Take the next step toward understanding what Bay Light is about and plan your visit below. If you have questions or just want a coffee and a straightforward conversation with Pastor Greg, meet him here.
Frequently Asked Questions
What does it mean to be a new creation in Christ?
Being a new creation in Christ means that at the moment of genuine faith in Jesus, your standing before God fundamentally changes. You are no longer defined by your old nature or your past failures. As 2 Corinthians 5:17 puts it, "old things are passed away; behold, all things are become new." This is a positional reality (not a feeling) that forms the foundation for how you live going forward.
How do I find my purpose as a Christian?
Purpose as a Christian flows from understanding that your life is now "hid with Christ in God" (Colossians 3:3). That word "hid" means secured, not concealed. When your identity is anchored in Christ, purpose is no longer something you have to manufacture. It comes from being oriented toward what God values; reaching people, loving others, and living in line with what you were actually made for.

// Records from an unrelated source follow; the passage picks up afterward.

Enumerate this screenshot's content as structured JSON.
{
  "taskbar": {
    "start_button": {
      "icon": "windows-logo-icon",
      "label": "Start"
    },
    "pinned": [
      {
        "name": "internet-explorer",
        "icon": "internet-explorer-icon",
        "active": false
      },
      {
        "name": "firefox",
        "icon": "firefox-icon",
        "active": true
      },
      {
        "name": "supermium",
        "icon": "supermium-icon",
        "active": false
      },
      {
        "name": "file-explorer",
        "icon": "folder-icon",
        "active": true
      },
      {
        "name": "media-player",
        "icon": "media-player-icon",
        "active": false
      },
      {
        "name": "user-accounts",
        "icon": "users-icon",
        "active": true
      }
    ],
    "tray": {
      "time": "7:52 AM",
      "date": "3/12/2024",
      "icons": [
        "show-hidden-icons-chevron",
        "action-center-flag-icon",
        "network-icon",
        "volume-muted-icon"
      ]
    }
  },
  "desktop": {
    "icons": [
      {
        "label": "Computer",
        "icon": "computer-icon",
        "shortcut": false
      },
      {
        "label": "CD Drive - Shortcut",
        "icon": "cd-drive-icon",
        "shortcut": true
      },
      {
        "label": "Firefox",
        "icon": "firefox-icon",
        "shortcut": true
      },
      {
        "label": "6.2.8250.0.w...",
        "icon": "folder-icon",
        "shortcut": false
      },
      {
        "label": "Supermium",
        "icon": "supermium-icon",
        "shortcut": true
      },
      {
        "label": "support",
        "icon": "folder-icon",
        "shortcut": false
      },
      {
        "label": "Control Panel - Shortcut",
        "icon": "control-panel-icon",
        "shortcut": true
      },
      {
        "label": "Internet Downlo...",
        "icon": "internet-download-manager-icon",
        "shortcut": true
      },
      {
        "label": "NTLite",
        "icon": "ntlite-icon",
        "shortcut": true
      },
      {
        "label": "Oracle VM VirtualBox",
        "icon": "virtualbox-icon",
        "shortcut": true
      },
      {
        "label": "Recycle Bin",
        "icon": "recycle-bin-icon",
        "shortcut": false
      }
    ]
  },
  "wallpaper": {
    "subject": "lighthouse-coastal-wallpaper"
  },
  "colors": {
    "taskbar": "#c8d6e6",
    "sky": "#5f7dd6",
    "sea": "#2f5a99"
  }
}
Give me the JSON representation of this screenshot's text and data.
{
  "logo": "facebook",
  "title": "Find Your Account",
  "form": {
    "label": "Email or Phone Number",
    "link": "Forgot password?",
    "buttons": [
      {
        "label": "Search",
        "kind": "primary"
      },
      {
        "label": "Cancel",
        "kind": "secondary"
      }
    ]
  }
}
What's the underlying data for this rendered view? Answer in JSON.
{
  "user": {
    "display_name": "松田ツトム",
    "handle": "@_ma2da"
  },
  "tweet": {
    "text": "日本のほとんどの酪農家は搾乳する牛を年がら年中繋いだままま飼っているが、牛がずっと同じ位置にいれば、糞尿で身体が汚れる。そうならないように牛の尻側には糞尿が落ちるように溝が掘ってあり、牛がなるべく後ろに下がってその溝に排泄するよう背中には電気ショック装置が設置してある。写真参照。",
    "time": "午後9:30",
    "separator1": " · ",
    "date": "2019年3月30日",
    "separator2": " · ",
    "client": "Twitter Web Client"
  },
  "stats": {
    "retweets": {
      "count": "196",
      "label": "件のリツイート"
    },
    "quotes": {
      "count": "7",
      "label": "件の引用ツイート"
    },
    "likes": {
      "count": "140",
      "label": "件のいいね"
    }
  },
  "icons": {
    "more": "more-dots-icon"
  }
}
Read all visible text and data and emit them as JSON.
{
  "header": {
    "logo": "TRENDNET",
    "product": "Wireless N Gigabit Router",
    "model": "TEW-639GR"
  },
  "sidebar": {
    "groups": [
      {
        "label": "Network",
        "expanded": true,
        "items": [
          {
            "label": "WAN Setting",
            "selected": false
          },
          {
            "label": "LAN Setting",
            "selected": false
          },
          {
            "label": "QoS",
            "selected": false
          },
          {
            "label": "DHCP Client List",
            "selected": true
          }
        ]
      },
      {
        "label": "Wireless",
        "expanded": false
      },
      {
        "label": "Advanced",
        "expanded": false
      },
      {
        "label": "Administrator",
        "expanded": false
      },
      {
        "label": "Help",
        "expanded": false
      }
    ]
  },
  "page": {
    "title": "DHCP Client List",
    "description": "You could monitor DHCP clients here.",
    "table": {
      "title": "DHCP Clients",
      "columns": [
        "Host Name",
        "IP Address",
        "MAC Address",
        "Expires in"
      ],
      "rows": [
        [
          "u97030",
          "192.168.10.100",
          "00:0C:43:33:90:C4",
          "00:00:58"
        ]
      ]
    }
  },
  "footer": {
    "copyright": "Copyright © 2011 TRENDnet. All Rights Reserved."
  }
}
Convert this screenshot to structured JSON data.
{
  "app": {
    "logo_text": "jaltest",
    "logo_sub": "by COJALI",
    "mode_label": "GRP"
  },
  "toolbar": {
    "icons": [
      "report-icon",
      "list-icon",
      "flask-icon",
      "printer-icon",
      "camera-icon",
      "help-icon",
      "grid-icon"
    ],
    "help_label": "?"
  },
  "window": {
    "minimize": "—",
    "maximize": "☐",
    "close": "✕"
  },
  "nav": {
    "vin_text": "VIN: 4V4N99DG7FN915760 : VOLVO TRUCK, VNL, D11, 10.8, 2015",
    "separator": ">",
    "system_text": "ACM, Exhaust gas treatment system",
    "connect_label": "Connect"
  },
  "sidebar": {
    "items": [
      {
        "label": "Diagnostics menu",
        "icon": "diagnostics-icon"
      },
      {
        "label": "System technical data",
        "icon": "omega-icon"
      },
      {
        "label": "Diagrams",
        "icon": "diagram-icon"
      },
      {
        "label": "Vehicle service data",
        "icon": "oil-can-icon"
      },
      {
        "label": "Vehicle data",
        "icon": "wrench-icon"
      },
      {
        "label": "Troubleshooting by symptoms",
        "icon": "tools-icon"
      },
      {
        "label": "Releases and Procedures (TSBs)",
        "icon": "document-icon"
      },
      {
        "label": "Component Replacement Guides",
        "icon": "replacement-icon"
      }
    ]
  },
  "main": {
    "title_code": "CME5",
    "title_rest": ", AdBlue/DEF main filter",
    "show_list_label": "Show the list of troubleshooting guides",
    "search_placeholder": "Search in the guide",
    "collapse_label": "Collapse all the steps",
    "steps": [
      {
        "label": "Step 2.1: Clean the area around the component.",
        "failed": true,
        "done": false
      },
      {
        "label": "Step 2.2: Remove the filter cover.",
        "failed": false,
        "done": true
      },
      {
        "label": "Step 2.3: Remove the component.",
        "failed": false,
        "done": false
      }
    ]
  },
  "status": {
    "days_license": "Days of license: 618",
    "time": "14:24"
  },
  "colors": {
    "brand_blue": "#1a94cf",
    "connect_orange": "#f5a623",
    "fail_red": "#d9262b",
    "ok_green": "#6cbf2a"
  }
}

How can I focus on heavenly things instead of earthly things?
Colossians 3:2 tells you to "set your affections" on things above, and that word affection means directed understanding; it is an intentional choice about where you point your mind. It is not about ignoring your daily life but about giving the things of eternity more weight than the things that are temporary. Practically, this happens through regular time in Scripture, honest prayer, and community with people who are trying to do the same.
Is spiritual transformation something I have to earn or maintain through good behaviour?
No. The transformation described in Colossians 3 is rooted in position, not performance. Paul's point to the church at Colossae was precisely that they did not need to keep adding religious ceremonies or rules on top of what Christ had already done. Sanctification (the lifelong process of growing in Christ) is real and ongoing, but it flows from a position that is already secured, not from earning it day by day.
What is sanctification and how is it different from salvation?
Salvation is the moment you trust Jesus as your saviour and your eternal standing changes. Sanctification is everything that happens between that moment and when God calls you home: the gradual, lifelong process of your life lining up with your new position in Christ. Pastor Greg described it this way: salvation is the start of new life; sanctification is the journey. You will not be perfect after salvation, but the Holy Spirit will begin working in you in ways that were not there before.